Policymakers' Revealed Preferences and the Output-Inflation Variability Trade-off

'Policymakers' Revealed Preferences and the Output-Inflation Variability Trade-off,' mimeo., February 1999 (with M.M. McConnell and G. Perez-Quiros)


Prepared for the 1999 International Seminar on Macroeconomics, sponsored by the CEPR and NBER in Paris France, June 18-19, 1999.

This Paper explores the issues associated with the formation and implementation of a common monetary policy using data from eight of the eleven countries that are participating in the first wave of the European Monetary Union. For purposes of comparison, we also include evidence from Denmark, the U.S. and the U.K. Our approach is to provide an estimate of the objective function that each of the national central banks has been implicitly maximizing over the past fifteen years or so. While our parameterization of the loss function is very simple, it does allow us to infer the relative weight national central banks have been placing on output and inflation variability in the formulation of their policies, as well as to estimate the slope of the inflation-output variability trade-off that is implicit in the economic structure of each of these countries.
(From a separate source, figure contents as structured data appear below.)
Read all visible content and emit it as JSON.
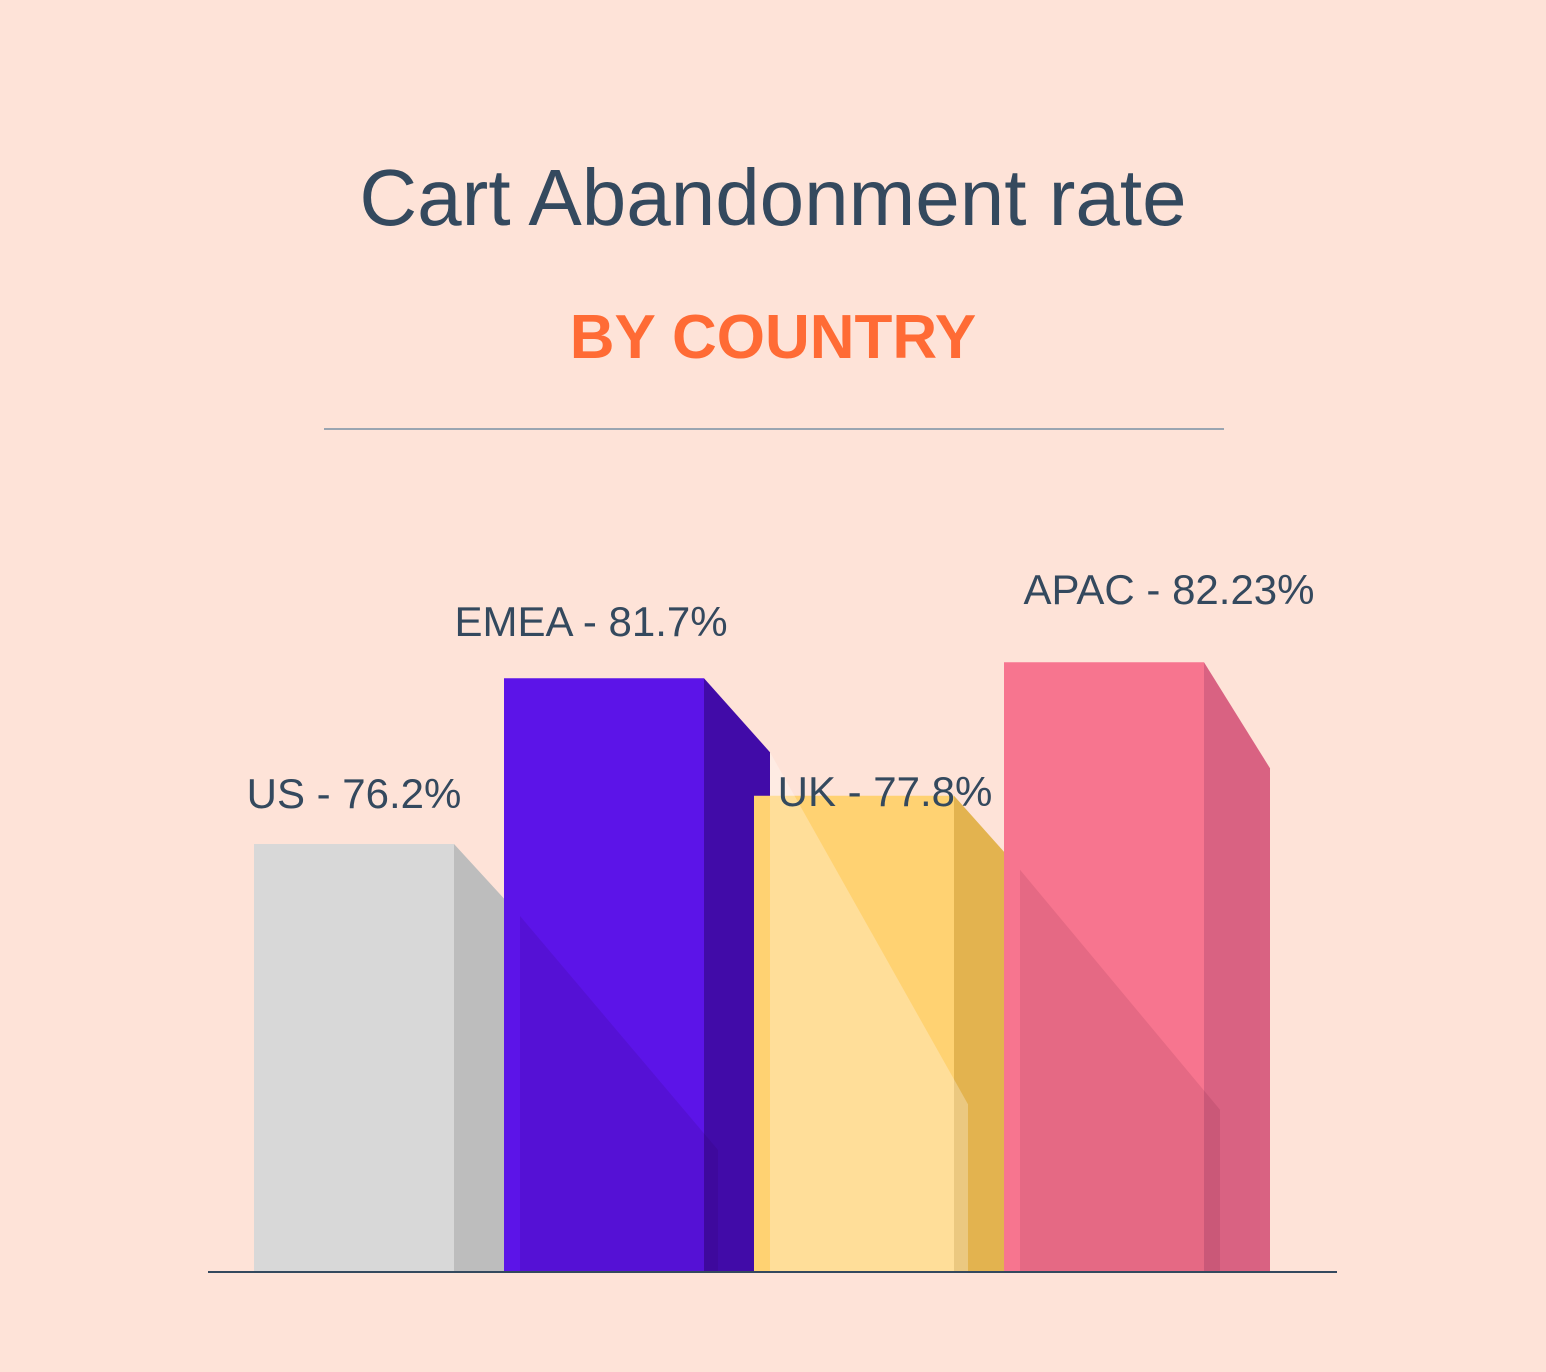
{
  "chart_data": {
    "type": "bar",
    "title": "Cart Abandonment rate",
    "subtitle": "BY COUNTRY",
    "categories": [
      "US",
      "EMEA",
      "UK",
      "APAC"
    ],
    "values": [
      76.2,
      81.7,
      77.8,
      82.23
    ],
    "labels": [
      "US - 76.2%",
      "EMEA - 81.7%",
      "UK - 77.8%",
      "APAC - 82.23%"
    ],
    "ylim": [
      62,
      84
    ],
    "grid": false,
    "legend": "none",
    "colors": {
      "front": [
        "#d8d8d8",
        "#5c14e8",
        "#ffd272",
        "#f7758f"
      ],
      "side": [
        "#bdbdbd",
        "#410ba8",
        "#e3b34f",
        "#d96282"
      ],
      "title": "#34495e",
      "subtitle": "#ff6b35",
      "background": "#fee3d8"
    }
  }
}
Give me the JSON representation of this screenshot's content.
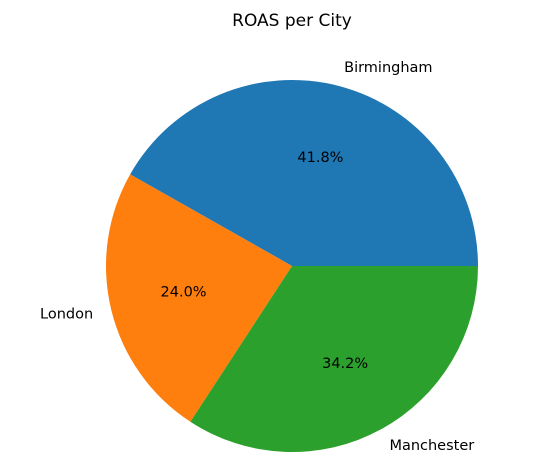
{
  "chart_data": {
    "type": "pie",
    "title": "ROAS per City",
    "categories": [
      "Birmingham",
      "London",
      "Manchester"
    ],
    "values": [
      41.8,
      24.0,
      34.2
    ],
    "value_labels": [
      "41.8%",
      "24.0%",
      "34.2%"
    ],
    "colors": [
      "#1f77b4",
      "#ff7f0e",
      "#2ca02c"
    ],
    "start_angle_deg": 0,
    "direction": "counterclockwise",
    "legend": "none"
  }
}
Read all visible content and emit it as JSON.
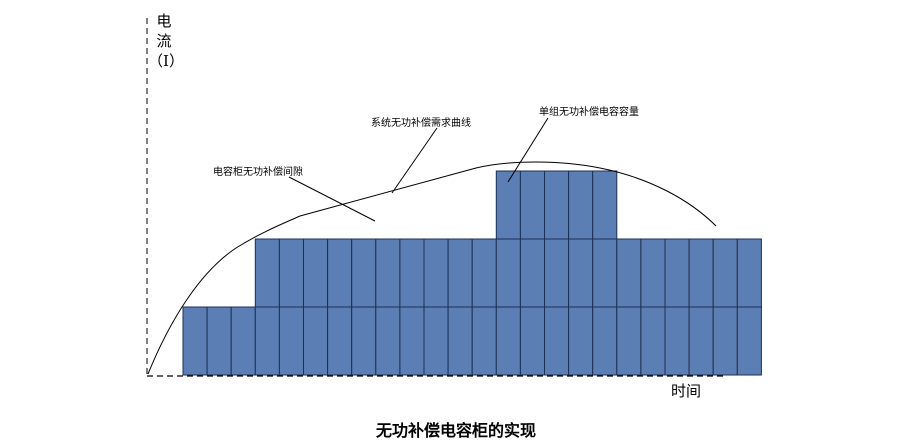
{
  "y_axis_label": [
    "电",
    "流",
    "（I）"
  ],
  "x_axis_label": "时间",
  "caption": "无功补偿电容柜的实现",
  "annotations": {
    "demand_curve": "系统无功补偿需求曲线",
    "cabinet_gap": "电容柜无功补偿间隙",
    "single_bank": "单组无功补偿电容容量"
  },
  "colors": {
    "bank_fill": "#5b7fb5",
    "bank_stroke": "#1f2f4f"
  },
  "stacks": [
    1,
    1,
    1,
    2,
    2,
    2,
    2,
    2,
    2,
    2,
    2,
    2,
    2,
    3,
    3,
    3,
    3,
    3,
    2,
    2,
    2,
    2,
    2,
    2
  ]
}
Our results suggest that while the slopes of the variability trade-offs vary quite dramatically across countries, the objective functions are not that different. We estimate that most of the countries have weights in excess of three-quarters on inflation variability and less that one-quarter on output variability, with Belgium and France having the highest weights on inflation variability and Spain and Portugal the lowest. Our methodology can be applied to the investigation of several policy issues, such as the impact of model uncertainty and the optimal speed of response to shocks.